MPI had earlier, under the Official Information Act, released an 11 page version of the leaked 141 page report that left out all the important parts, including the critical 45 recommendations made by the compliance team.
Norman says given past experience with MPI, it’s doubtful that many of these recommendations were ever implemented.
"Where are the resulting prosecutions and enforcement actions that resulted from this huge compliance operation?" he says.
"MPI is captured by the fishing industry. We need an independent public inquiry into the fisheries management system and its regulator. But MPI and the seafood industry are trying to prevent this independent inquiry and are instead pushing for an internal review.

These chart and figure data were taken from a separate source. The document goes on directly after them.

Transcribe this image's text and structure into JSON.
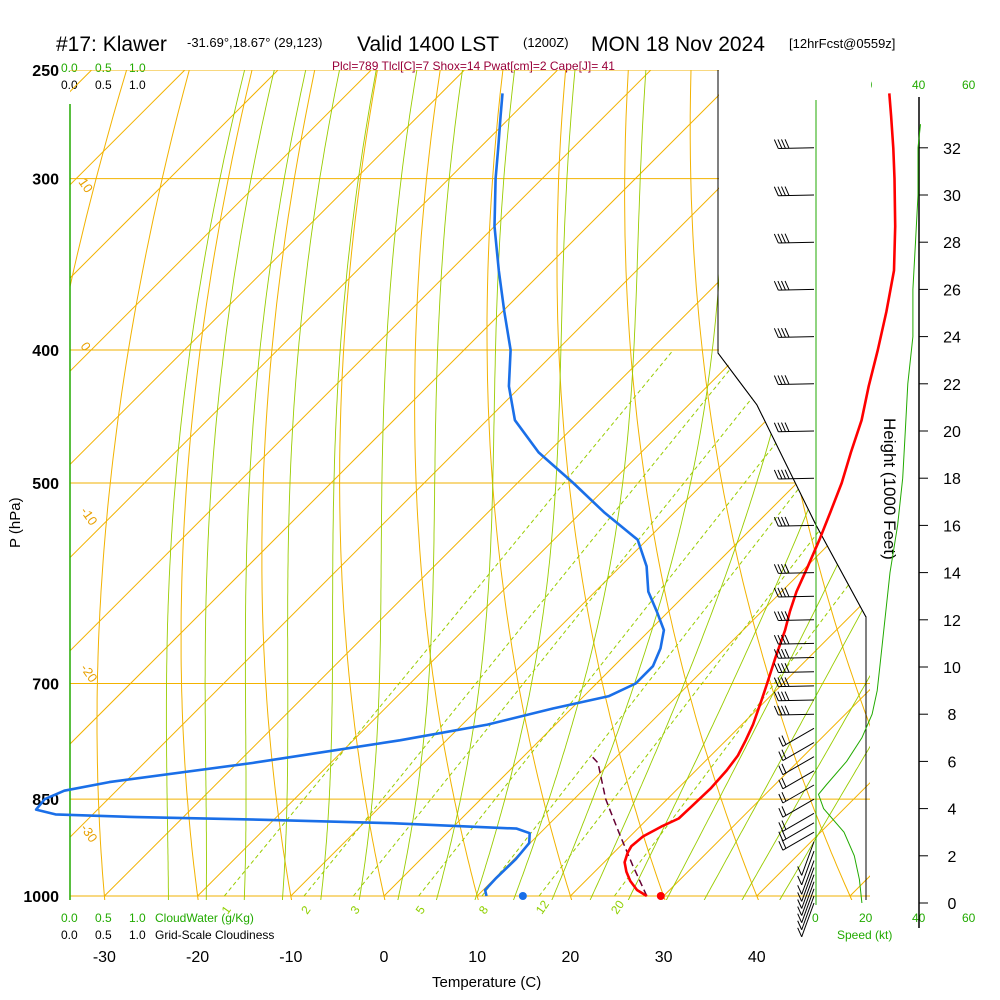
{
  "header": {
    "station": "#17: Klawer",
    "location": "-31.69°,18.67° (29,123)",
    "valid_main": "Valid 1400 LST",
    "valid_utc": "(1200Z)",
    "date": "MON 18 Nov 2024",
    "forecast": "[12hrFcst@0559z]"
  },
  "indices_text": "Plcl=789 Tlcl[C]=7 Shox=14 Pwat[cm]=2 Cape[J]= 41",
  "scales": {
    "cloudwater_top": [
      "0.0",
      "0.5",
      "1.0"
    ],
    "cloudiness_top": [
      "0.0",
      "0.5",
      "1.0"
    ],
    "cloudwater_bottom": [
      "0.0",
      "0.5",
      "1.0"
    ],
    "cloudiness_bottom": [
      "0.0",
      "0.5",
      "1.0"
    ],
    "cloudwater_label": "CloudWater (g/Kg)",
    "cloudiness_label": "Grid-Scale Cloudiness",
    "speed_ticks": [
      "0",
      "20",
      "40",
      "60"
    ],
    "speed_ticks_green": [
      "20",
      "60"
    ],
    "speed_label": "Speed (kt)"
  },
  "colors": {
    "temperature": "#ff0000",
    "dewpoint": "#1a6fe8",
    "isotherm": "#f2b200",
    "dry_adiabat": "#f2b200",
    "moist_adiabat": "#99cc00",
    "mixing_ratio": "#99cc00",
    "parcel": "#660033",
    "wind_speed": "#22aa00",
    "cloud_scale": "#22aa00"
  },
  "chart_data": {
    "type": "skew-t log-p",
    "xlabel": "Temperature (C)",
    "ylabel": "P (hPa)",
    "y2label": "Height (1000 Feet)",
    "x_ticks": [
      -30,
      -20,
      -10,
      0,
      10,
      20,
      30,
      40
    ],
    "p_ticks": [
      250,
      300,
      400,
      500,
      700,
      850,
      1000
    ],
    "height_ticks": [
      0,
      2,
      4,
      6,
      8,
      10,
      12,
      14,
      16,
      18,
      20,
      22,
      24,
      26,
      28,
      30,
      32
    ],
    "isotherm_labels": [
      "0",
      "10",
      "20",
      "30"
    ],
    "dry_adiabat_labels": [
      "10",
      "0",
      "-10",
      "-20",
      "-30"
    ],
    "mixing_ratio_labels": [
      "1",
      "2",
      "3",
      "5",
      "8",
      "12",
      "20"
    ],
    "temperature": {
      "name": "Temperature",
      "points": [
        [
          1000,
          28.2
        ],
        [
          990,
          26.5
        ],
        [
          975,
          24.8
        ],
        [
          960,
          23.4
        ],
        [
          945,
          22.2
        ],
        [
          930,
          21.5
        ],
        [
          920,
          21.2
        ],
        [
          905,
          21.4
        ],
        [
          890,
          22.3
        ],
        [
          878,
          23.3
        ],
        [
          860,
          23.4
        ],
        [
          835,
          23.5
        ],
        [
          810,
          23.3
        ],
        [
          790,
          22.9
        ],
        [
          770,
          22.1
        ],
        [
          750,
          21.2
        ],
        [
          720,
          19.5
        ],
        [
          700,
          18.3
        ],
        [
          670,
          16.4
        ],
        [
          640,
          14.5
        ],
        [
          620,
          13.0
        ],
        [
          600,
          11.6
        ],
        [
          575,
          10.1
        ],
        [
          550,
          8.5
        ],
        [
          525,
          6.7
        ],
        [
          500,
          4.8
        ],
        [
          475,
          2.5
        ],
        [
          450,
          0.2
        ],
        [
          425,
          -2.7
        ],
        [
          400,
          -5.6
        ],
        [
          375,
          -8.8
        ],
        [
          350,
          -12.4
        ],
        [
          325,
          -17.0
        ],
        [
          300,
          -22.2
        ],
        [
          285,
          -25.6
        ],
        [
          270,
          -29.3
        ],
        [
          260,
          -31.9
        ]
      ]
    },
    "dewpoint": {
      "name": "Dewpoint",
      "points": [
        [
          1000,
          11.0
        ],
        [
          990,
          10.2
        ],
        [
          970,
          10.1
        ],
        [
          940,
          10.2
        ],
        [
          915,
          9.9
        ],
        [
          900,
          8.9
        ],
        [
          893,
          7.0
        ],
        [
          885,
          -7.0
        ],
        [
          880,
          -21.0
        ],
        [
          876,
          -35.0
        ],
        [
          872,
          -44.0
        ],
        [
          865,
          -46.6
        ],
        [
          850,
          -46.8
        ],
        [
          838,
          -45.6
        ],
        [
          826,
          -41.7
        ],
        [
          800,
          -28.4
        ],
        [
          770,
          -15.0
        ],
        [
          750,
          -7.3
        ],
        [
          730,
          -2.0
        ],
        [
          715,
          2.7
        ],
        [
          700,
          4.2
        ],
        [
          680,
          4.2
        ],
        [
          660,
          3.1
        ],
        [
          640,
          1.5
        ],
        [
          620,
          -1.3
        ],
        [
          600,
          -4.3
        ],
        [
          575,
          -7.2
        ],
        [
          550,
          -11.0
        ],
        [
          525,
          -17.6
        ],
        [
          500,
          -24.0
        ],
        [
          475,
          -31.0
        ],
        [
          450,
          -37.0
        ],
        [
          425,
          -41.3
        ],
        [
          400,
          -45.0
        ],
        [
          375,
          -49.8
        ],
        [
          350,
          -54.8
        ],
        [
          325,
          -60.0
        ],
        [
          300,
          -65.0
        ],
        [
          285,
          -68.0
        ],
        [
          270,
          -71.2
        ],
        [
          260,
          -73.4
        ]
      ]
    },
    "parcel": {
      "name": "Parcel",
      "points": [
        [
          1000,
          28.2
        ],
        [
          950,
          23.4
        ],
        [
          900,
          18.5
        ],
        [
          850,
          13.4
        ],
        [
          800,
          8.7
        ],
        [
          789,
          7.0
        ]
      ]
    },
    "surface_markers": {
      "dewpoint_c": 14.9,
      "temperature_c": 29.7,
      "pressure_hpa": 1000
    },
    "wind_speed_profile": {
      "name": "Speed (kt)",
      "points": [
        [
          0,
          18
        ],
        [
          1,
          17
        ],
        [
          2,
          15
        ],
        [
          3,
          11
        ],
        [
          4,
          3
        ],
        [
          4.6,
          1
        ],
        [
          5,
          4
        ],
        [
          6,
          12
        ],
        [
          7,
          18
        ],
        [
          8,
          22
        ],
        [
          9,
          24
        ],
        [
          10,
          25
        ],
        [
          12,
          27
        ],
        [
          14,
          29
        ],
        [
          16,
          32
        ],
        [
          18,
          34
        ],
        [
          20,
          35
        ],
        [
          22,
          36
        ],
        [
          24,
          38
        ],
        [
          26,
          38
        ],
        [
          28,
          39
        ],
        [
          30,
          40
        ],
        [
          32,
          40
        ],
        [
          33,
          41
        ]
      ]
    },
    "wind_barb_heights": [
      0,
      0.3,
      0.6,
      0.9,
      1.2,
      1.5,
      1.8,
      2.2,
      2.6,
      3.0,
      3.4,
      3.8,
      4.4,
      5.0,
      5.6,
      6.2,
      6.8,
      7.4,
      8.0,
      8.6,
      9.2,
      9.8,
      10.4,
      11.0,
      12.0,
      13.0,
      14.0,
      16.0,
      18.0,
      20.0,
      22.0,
      24.0,
      26.0,
      28.0,
      30.0,
      32.0
    ]
  }
}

This leaked report shows why that must not happen.
"MPI simply cannot be trusted to tell the truth or regulate the industry. Just last year when they didn’t prosecute anyone after their own video cameras exposed widespread fish dumping in the inshore fishery, MPI claimed the decision not to prosecute was due to legal advice. But it turned out that legal advice did not exist. MPI simply didn’t tell the truth."
"As the report itself says, when the Ministry of Fisheries set catch levels for hoki, they claimed there was no reliable estimate of the level of dumping. However, this had in fact already been produced by Ministry scientists."